SIMULATION OF ELECTRON-TRANSFER SELF-EXCHANGE IN CYTOCHROME-C AND CYTOCHROME-B(5)

Brownian dynamics (BD) has been employed to simulate the kinetics of the electron-transfer self-exchange reactions of trypsin-solubilized bovine liver cytochrome b5 (cytb5) and horse heart cytochrome c (cytc). A structurally robust BD method simulating diffusional docking and electron transfer was employed to compute bimolecular rate constants, which were then compared with those obtained experimentally. BD provides a detailed description of the collision stage of the process, determined by the actual atomic scale irregularity of the proteins (steric factors) and the mutual electrostatic interactions. A realistic two-parameter model of the electron-transfer unimolecular rate constant was employed which is exponentially varying over donor-acceptor distance. The BD theory successfully reproduces the ionic strength dependence of the reaction. A slightly better fit was obtained than that afforded by van Leeuwen theory, with only two adjustable parameters. By fitting the BD-generated rate constants to the experimental curve and using Marcus theory, we extracted a reorganization energy lambda and distance decay factor beta for both self-exchange reactions. Values obtained were lambda = 1.06 and 0.69 eV for the cytb5 and cytc systems, respectively, and beta = 0.9 angstrom-1 was obtained for both systems.
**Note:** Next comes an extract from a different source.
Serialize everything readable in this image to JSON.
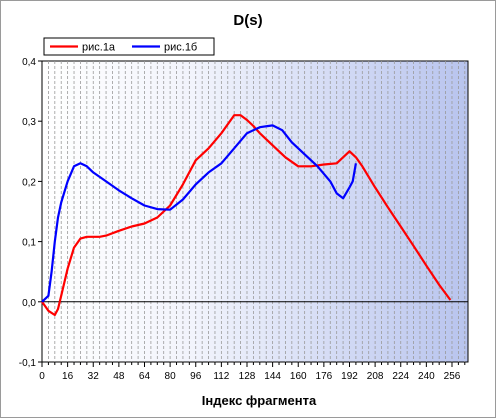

For the first time, BD was used in the limit where reaction is activation-controlled rather than diffusion-controlled. This was facilitated by a model that embodies an explicit coupling between the diffusion and chemical dynamics. In the activation-controlled regime the Brownian algorithm efficiently generates a Boltzmann distribution of docked conformers. A direct calculation of the entropy cost of forming docked complexes was performed by tallying the potential of mean force versus heme-heme distance.